What I do with Removes is SWAP PLACES with the last ACTIVE element from that array and reduce ActiveCount. Done!

Say I have 10 bullets on screen, and bullet #3 goes off screen, now there should be 9 bullets left. I take bullet #10 (last active), and swap pointers with #3, so bullet 10 is located where 3 used to be in the array, and of course ActiveCount is reduced by 1. Now i have 9 active bullets, and the one that just got killed is simply moved up to ABOVE ActiveCount. This way you never have to loop through redundant in-active data, and inserting/removing objects does not invoke the GC or memalloc.

i probably didn't have to write so much to explain something simple as this, but maybe someone else will find it useful. Also, this is only useful if the order of elements doesn't matter, like all sorts of bullets flying around.

To sum it up: using pre-allocated arrays and avoiding New() and GC, performance can be increased dramatically.

Add() - increase ActiveCount by 1, fill out last active slot with data
Remove() - swap last active element with the one being removed and decrease ActiveCount by 1
Update() - just loop from 0 to ActiveCount-1

I apologize in advance for any mistakes in my post no time to proof read, and for writing so much about something so simple.


Samah(Posted 2011) [#11]
New() is the biggest bottleneck when it comes to performance. You want to pre-allocate as much as possible, and reuse instances whenever possible. There is nothing wrong with Lists for some stuff - if you only need to fill the List once and not constantly generate New() nodes. Removing nodes creates Garbage and will invoke the CG at some point, which is unknown exactly when. Lists are easy to handle though and can support any number of nodes.

Diddy's ArrayList uses a dynamically-sized array rather than nodes.

I'm thinking of implementing an ArraySet class using your pointer-swapping trick.


marksibly(Posted 2011) [#12]
Hi,

> What I do with Removes is SWAP PLACES with the last ACTIVE element from that array and reduce ActiveCount. Done!

Nice trick - that's what we used to do in the Apple][ days!


xzess(Posted 2011) [#13]
Thanks for your help!
I guess it's very the same I am doing:

Oncreate I preload all images, put all class pointers (only one img pointer) in a list preloadedimages and then I only remove and add the last item to a list called activeimages when needed, if I don't need it anymore I move it back and set all references to NULL

I limited everything so that there is a maximum of 1012 images at the same time (1000 ships with 8kb filesize each
Still not working

But I will try it with the array instead of nodes

Thanks


marksibly(Posted 2011) [#14]
Hi,

1012 images?!?

Are you actually calling LoadImage 1012 times?

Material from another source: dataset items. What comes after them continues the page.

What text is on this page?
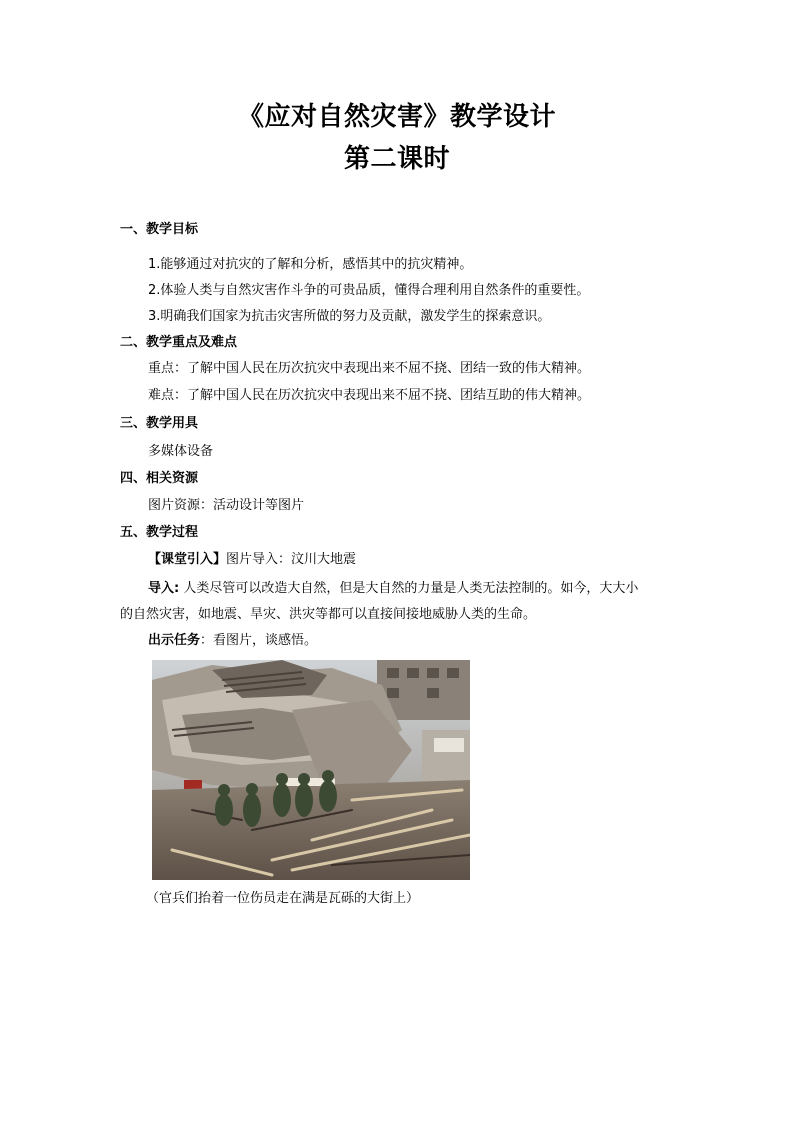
《应对自然灾害》教学设计
第二课时
一、教学目标
1.能够通过对抗灾的了解和分析，感悟其中的抗灾精神。
2.体验人类与自然灾害作斗争的可贵品质，懂得合理利用自然条件的重要性。
3.明确我们国家为抗击灾害所做的努力及贡献，激发学生的探索意识。
二、教学重点及难点
重点：了解中国人民在历次抗灾中表现出来不屈不挠、团结一致的伟大精神。
难点：了解中国人民在历次抗灾中表现出来不屈不挠、团结互助的伟大精神。
三、教学用具
多媒体设备
四、相关资源
图片资源：活动设计等图片
五、教学过程
【课堂引入】图片导入：汶川大地震
导入: 人类尽管可以改造大自然，但是大自然的力量是人类无法控制的。如今，大大小
的自然灾害，如地震、旱灾、洪灾等都可以直接间接地威胁人类的生命。
出示任务：看图片，谈感悟。
（官兵们抬着一位伤员走在满是瓦砾的大街上）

If so, that's a lot of graphics memory and you might want to consider using 'sprite sheets'...

Or are you just drawing the same image 1012 times?


therevills(Posted 2011) [#15]
Nice trick - that's what we used to do in the Apple][ days!


Coding for mobile devices is quite old skool ;)

The old tricks are getting a good work!


dopeyrulz(Posted 2011) [#16]
Dima,

Nice explanation! Do you any issues with rendering order of objects? I guess if you use your lists for specific objects this may not be an issue.


marksibly(Posted 2011) [#17]
Hi,

Here's a linked list approach - has same constant time but keeps actors sorted (untested!):




xzess(Posted 2011) [#18]
Yes mark, im drawing the same image about 1000 times

Thanks, i will give it a try


marksibly(Posted 2011) [#19]
Hi,

Also, a double buffered approach...




dopeyrulz(Posted 2011) [#20]
Great - thanks Mark! Might see you I can use these in my project.